I was out of town for Labor Day weekend spending time with my family in Twin Falls, Idaho because the Davies family can’t miss a single Twin Falls County Fair and Rodeo for fear of breaking my mother’s 65 year streak. Gotta love those Tater Pigs and Elephant Ears. But hey, the Hilton Garden Inn has internet access (and if it didn’t my iPhone is a hotspot). While the kids and rest of the family were resting and recouping from the fair burnout, I pulled up our QB file on my laptop and prepared and emailed our normal monthly invoices to our clients. At least I didn’t have to wait for Tuesday morning to have access to some internal, locked down, inefficient, time tracking system to be able to send an invoice to our clients. As a matter of fact, because we have signed up with Intuit as our credit card processor, we probably received several thousand dollars of collections on those invoices before I got back in the office on Tuesday. I know some of you are saying…that is the last thing you want to be doing on your Labor Day weekend but hey…I’m not a fan of downtime. Now I can leave the office next Tuesday an hour early to go on a nice bike ride around Heber Valley or watch my son practice football.

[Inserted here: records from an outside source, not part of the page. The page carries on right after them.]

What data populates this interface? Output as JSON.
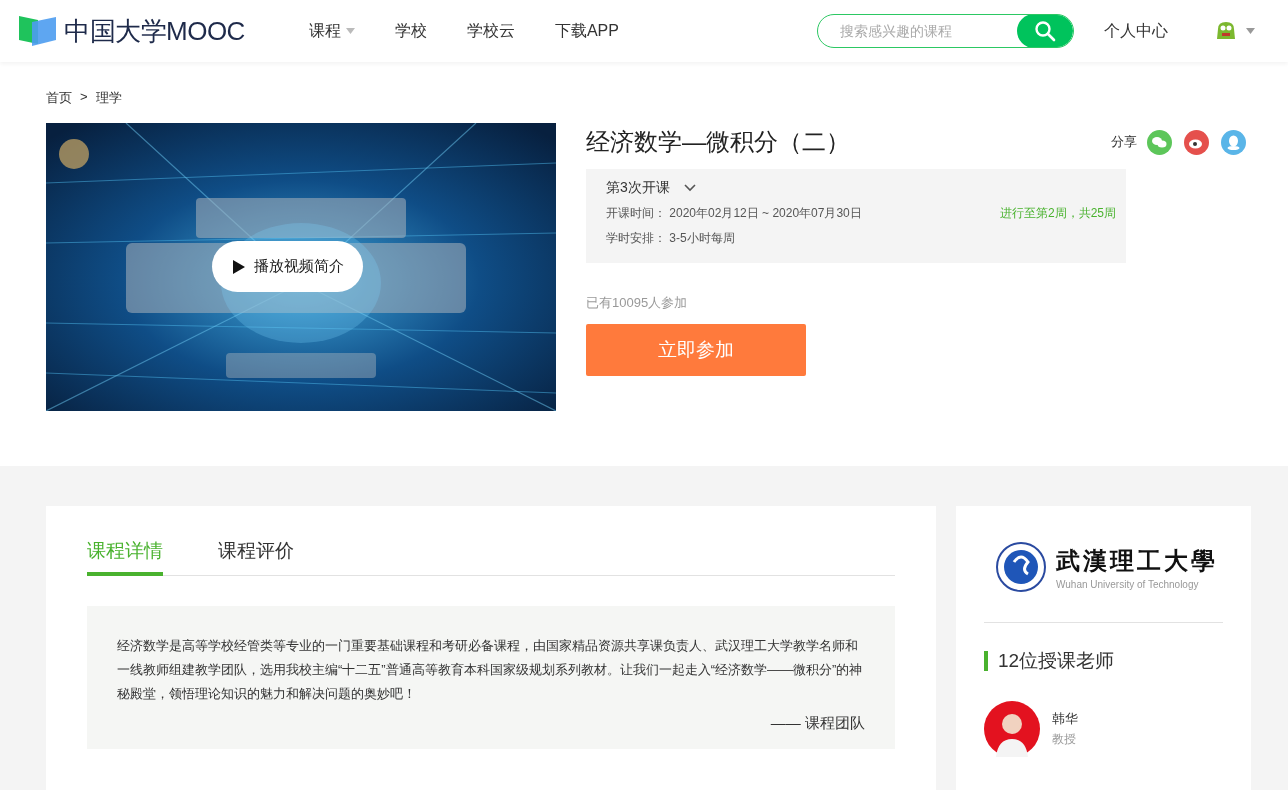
{
  "header": {
    "logo_text": "中国大学MOOC",
    "nav": [
      {
        "label": "课程",
        "dropdown": true
      },
      {
        "label": "学校",
        "dropdown": false
      },
      {
        "label": "学校云",
        "dropdown": false
      },
      {
        "label": "下载APP",
        "dropdown": false
      }
    ],
    "search": {
      "placeholder": "搜索感兴趣的课程"
    },
    "user_center": "个人中心"
  },
  "breadcrumb": {
    "items": [
      "首页",
      "理学"
    ],
    "separator": ">"
  },
  "course": {
    "video": {
      "kind": "picture",
      "play_label": "播放视频简介"
    },
    "title": "经济数学—微积分（二）",
    "share_label": "分享",
    "share": [
      {
        "kind": "wechat"
      },
      {
        "kind": "weibo"
      },
      {
        "kind": "qq"
      }
    ],
    "session": {
      "label": "第3次开课",
      "time_label": "开课时间：",
      "time_value": "2020年02月12日 ~ 2020年07月30日",
      "progress": "进行至第2周，共25周",
      "ongoing": true,
      "hours_label": "学时安排：",
      "hours_value": "3-5小时每周"
    },
    "enrolled": "已有10095人参加",
    "join_button": "立即参加"
  },
  "tabs": [
    {
      "label": "课程详情",
      "selected": true
    },
    {
      "label": "课程评价",
      "selected": false
    }
  ],
  "description": {
    "text": "经济数学是高等学校经管类等专业的一门重要基础课程和考研必备课程，由国家精品资源共享课负责人、武汉理工大学教学名师和一线教师组建教学团队，选用我校主编“十二五”普通高等教育本科国家级规划系列教材。让我们一起走入“经济数学——微积分”的神秘殿堂，领悟理论知识的魅力和解决问题的奥妙吧！",
    "signature": "—— 课程团队"
  },
  "school": {
    "name_cn": "武漢理工大學",
    "name_en": "Wuhan University of Technology"
  },
  "teachers": {
    "heading": "12位授课老师",
    "list": [
      {
        "name": "韩华",
        "title": "教授"
      }
    ]
  }
}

A minute ago I mentioned that we signed up Intuit as our credit card processor. With Intuit’s competitive fee structure and automatic recording of payments inside QuickBooks this feature is awesome! So maybe you haven’t been an A/R clerk and don’t appreciate the effort it takes to record customer payments to the correct invoice. And maybe you haven’t had the unfortunate responsibility of reconciling a bank statement to a merchant account statement, but someone in your organization has! Believe me, as an accountant who started at a CPA firm 15 years ago basically cleaning toilets, those two tasks can be a nightmare. Intuit totally automates these two tasks when they are your credit card merchant. When a customer makes a credit card payment, by clicking on the link in their emailed invoice, QuickBooks automatically generates a customer payment entry against that invoice and shows that money sitting in a credit card receivable holding account. When that money gets deposited in to your bank account from Intuit, QuickBooks automatically removes it from the holding account and deposits it into the checking account. Slick. How much labor did that save?
One of my favorite QuickBooks Online time savers is the Online Banking feature. The Online Banking feature allows you to connect your QuickBooks file via the internet to your bank and credit card institutions’ websites and import most of the data from the institutions’ records directly into QuickBooks. No more typing dates, vendor names, amounts and categories. Those first three data fields can be imported and QuickBooks can memorize the fourth. It can associate the category with the vendor once you enter it the first time. Importing this data is really simple and can help keep your QuickBooks current fairly simply. Yes, QuickBooks desktop versions have a similar feature as well, but my experience has been much smoother with the online version.
So there you have it. That is why I am a fan. Time is precious. Accurate accounting is precious. Why can’t you have both?